Persistent High-Latitude Ocean Warming and Global Sea Level Rise Following Temporary Overshoots

As the likelihood of temporarily exceeding 1.5 °C of global warming rises, understanding the response of the ocean-climate system to overshooting this warming level is of increasing importance. Here, we apply the Adaptive Emissions Reduction Approach to the Earth System Model GFDL-ESM2M to conduct novel overshoot scenarios which temporarily exceed 1.5 °C of global warming to 2.0, 2.5 and 3.0 °C, alongside a complementary scenario that stabilizes global temperature at 1.5 °C. The simulation framework allows to isolate impacts attributable to the temperature overshoots alone, both during their peaks and after their reversals, in simulation timeframes spanning from 1861 to 2500. Our results reveal that, while global sea surface temperatures eventually retrace to 1.5 °C stabilization levels, substantial residual ocean surface warming persists regionally, particularly in the North Atlantic (regional average of up to +3.1 °C in the 3°C overshoot scenario) and the Southern Ocean (+1.2 °C).

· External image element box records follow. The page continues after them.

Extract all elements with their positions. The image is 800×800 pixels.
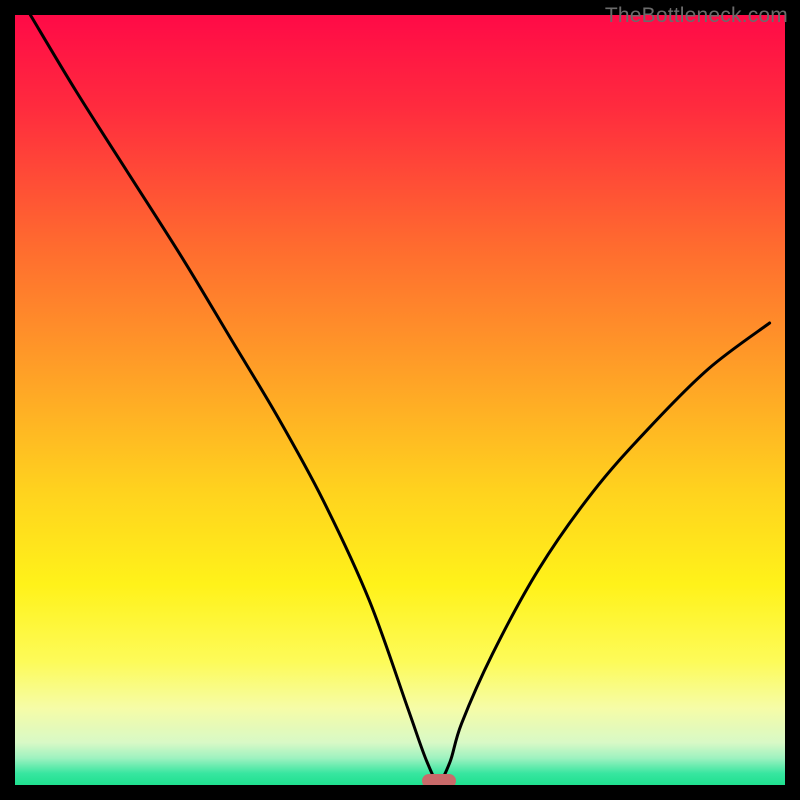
chart-frame: TheBottleneck.com: [0, 0, 800, 800]
optimal-marker: [422, 774, 456, 785]
bottleneck-curve: [15, 15, 785, 785]
plot-area: [15, 15, 785, 785]
watermark-text: TheBottleneck.com: [605, 4, 788, 28]
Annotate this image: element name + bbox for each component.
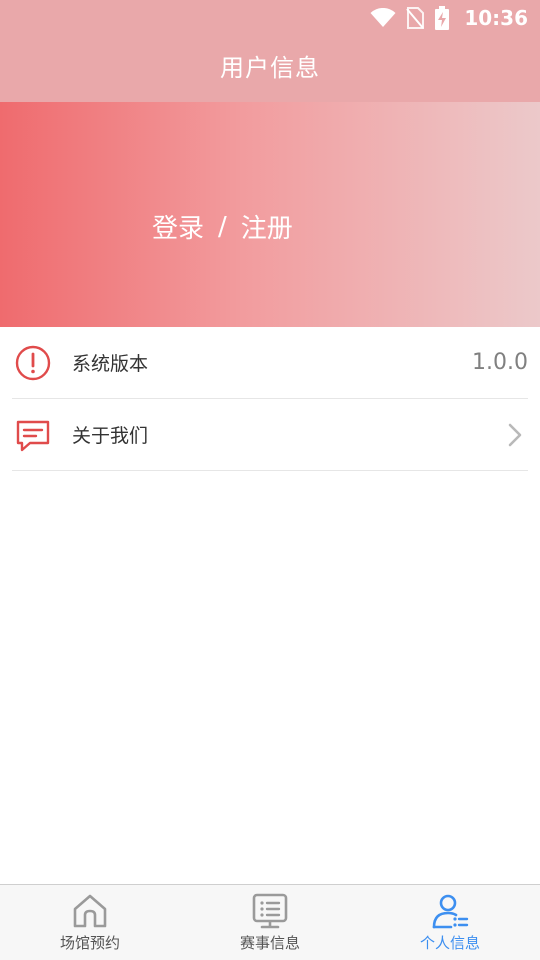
status-bar: 10:36	[0, 0, 540, 36]
list-item-label: 关于我们	[72, 425, 149, 447]
message-icon	[16, 420, 50, 451]
app-header: 10:36 用户信息	[0, 0, 540, 102]
list-item-label: 系统版本	[72, 353, 149, 375]
battery-charging-icon	[435, 6, 450, 30]
nav-label: 场馆预约	[59, 934, 120, 952]
list-item-about-us[interactable]: 关于我们	[12, 399, 528, 471]
wifi-icon	[370, 8, 396, 27]
nav-label: 个人信息	[419, 934, 480, 952]
auth-links: 登录 / 注册	[152, 208, 293, 245]
list-board-icon	[252, 893, 288, 929]
alert-circle-icon	[15, 345, 51, 380]
nav-tab-venue-booking[interactable]: 场馆预约	[0, 885, 180, 960]
user-list-icon	[432, 894, 469, 929]
page-title: 用户信息	[220, 54, 320, 82]
list-item-system-version[interactable]: 系统版本 1.0.0	[12, 327, 528, 399]
home-icon	[73, 894, 107, 928]
nav-tab-personal-info[interactable]: 个人信息	[360, 885, 540, 960]
no-sim-icon	[406, 7, 425, 29]
nav-tab-event-info[interactable]: 赛事信息	[180, 885, 360, 960]
version-value: 1.0.0	[472, 350, 528, 375]
nav-label: 赛事信息	[239, 934, 300, 952]
auth-separator: /	[218, 211, 227, 242]
status-time: 10:36	[464, 6, 528, 30]
chevron-right-icon	[508, 423, 522, 447]
settings-list: 系统版本 1.0.0 关于我们	[0, 327, 540, 471]
login-link[interactable]: 登录	[152, 208, 204, 245]
bottom-nav: 场馆预约 赛事信息 个人信息	[0, 884, 540, 960]
register-link[interactable]: 注册	[241, 208, 293, 245]
profile-banner: 登录 / 注册	[0, 102, 540, 327]
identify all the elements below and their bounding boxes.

The residual warming is primarily attributed to the recoveries of the Atlantic and Southern Ocean meridional overturning circulation, resulting in a reversed pattern of disproportionate surface warming in low-latitude oceans found during the transient peak of the overshoot. Excess subsurface heat storage in low and mid-latitudes furthermore prevents steric sea level rise from reverting to 1.5 °C stabilization levels in any overshoot scenario, with sea level remaining up to 32 % higher in the 3 °C overshoot scenario. Both peak overshoot impacts and persistent changes following overshoot reversal bear significant implications for future assessments of coastlines, regional climates, marine ecosystems, and ice sheets.